Marat Jumakeyev

Personal information
- Date of birth: 27 November 1973 (age 52)
- Place of birth: Kyrgyzstan, USSR
- Height: 1.84 m (6 ft 1⁄2 in)
- Position: Defender

Senior career*
- Years: Team / Apps / (Gls)
- 1991–1993: FC Alga Bishkek / 48 / (0)
- 1994–1996: FC Kainar / 92 / (4)
- 1997: Alga-PVO Bishkek / 17 / (0)
- 1998: FC Astana Aqmola / 25 / (0)
- 2000: CSKA-Kairat / 20 / (3)
- 2001: Mangystau Aktau / 11 / (0)
- 2001–2005: SKA-PVO/SKA Shoro Bishkek / >8 / (1)

International career
- 1992–2001: Kyrgyzstan / 25 / (0)

Managerial career
- 2013: FC Issyk-Kol Karakol
- 2014–: FC Manas

= Marat Jumakeyev =

Kyrgyzstani footballer and manager

Marat Jumakeyev (Марат Абдукашевич Джумакеев; born 27 November 1973 in USSR) is a Kyrgyzstani professional football player and manager.

==Career==
In 1991 Jumakeyev began his professional career with the FC Alga Bishkek.
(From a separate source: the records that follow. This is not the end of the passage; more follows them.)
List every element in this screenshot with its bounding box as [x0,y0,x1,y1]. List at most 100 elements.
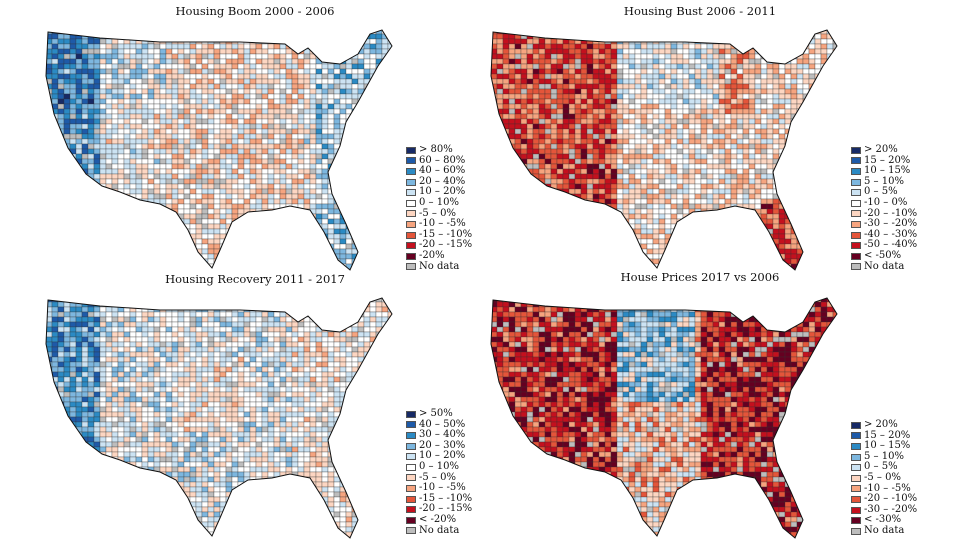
county [640,93,648,100]
county [286,24,292,29]
county [147,233,155,240]
county [75,168,83,175]
county [261,233,269,240]
county [327,68,335,75]
county [520,78,528,85]
county [231,228,239,235]
county [634,168,642,175]
county [586,48,594,55]
county [381,163,389,170]
county [105,208,113,215]
county [730,178,738,185]
county [255,203,263,210]
county [369,93,377,100]
county [142,24,148,29]
county [207,238,215,245]
county [111,163,119,170]
county [207,228,215,235]
county [652,133,660,140]
county [111,33,119,40]
county [63,73,71,80]
county [261,73,269,80]
county [491,24,497,29]
county [57,153,65,160]
county [298,24,304,29]
county [141,33,149,40]
county [207,73,215,80]
county [285,93,293,100]
county [742,68,750,75]
county [165,108,173,115]
county [159,113,167,120]
county [544,68,552,75]
county [105,143,113,150]
county [165,93,173,100]
county [165,198,173,205]
county [754,143,762,150]
county [261,178,269,185]
county [532,73,540,80]
county [387,233,392,240]
county [69,263,77,270]
county [201,78,209,85]
county [556,113,564,120]
county [339,163,347,170]
county [508,113,516,120]
county [63,153,71,160]
county [177,43,185,50]
county [664,168,672,175]
county [742,98,750,105]
county [291,223,299,230]
county [772,148,780,155]
county [580,53,588,60]
county [291,158,299,165]
county [273,218,281,225]
county [712,158,720,165]
county [333,228,341,235]
county [351,78,359,85]
county [291,183,299,190]
county [598,33,606,40]
county [69,248,77,255]
county [580,128,588,135]
legend-item: No data [406,261,472,273]
county [225,53,233,60]
county [213,98,221,105]
county [724,48,732,55]
county [183,73,191,80]
county [700,53,708,60]
county [111,118,119,125]
county [712,98,720,105]
county [273,213,281,220]
county [803,24,809,29]
county [581,24,587,29]
county [135,53,143,60]
county [315,178,323,185]
county [574,88,582,95]
county [309,108,317,115]
county [568,98,576,105]
county [261,63,269,70]
county [760,103,768,110]
county [616,98,624,105]
county [201,238,209,245]
county [676,168,684,175]
county [279,30,287,35]
county [363,63,371,70]
county [87,143,95,150]
county [153,248,161,255]
county [69,223,77,230]
county [694,78,702,85]
county [255,223,263,230]
county [502,173,510,180]
county [604,68,612,75]
county [297,158,305,165]
county [261,238,269,245]
county [309,168,317,175]
county [491,118,492,125]
county [784,113,792,120]
county [135,248,143,255]
county [508,78,516,85]
county [610,143,618,150]
county [754,93,762,100]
In 1994–1996 he played for the FC Kainar, and in 1997 he returned to Alga-PVO Bishkek. The following year he went back to Kazakhstan, where he defended the colors of clubs FC Astana Aqmola, CSKA-Kairat and Mangystau Aktau. In summer 2001 he once more returned to Alga-PVO Bishkek and played until the club dissolved.

In 1992, he made his debut for the Kyrgyzstan national team.

In 2011, he completed coaching license courses at the Asian Football Confederation. In 2013, he coached FC Issyk-Kol Karakol. Since 2014, he has been a coach of the FC Manas.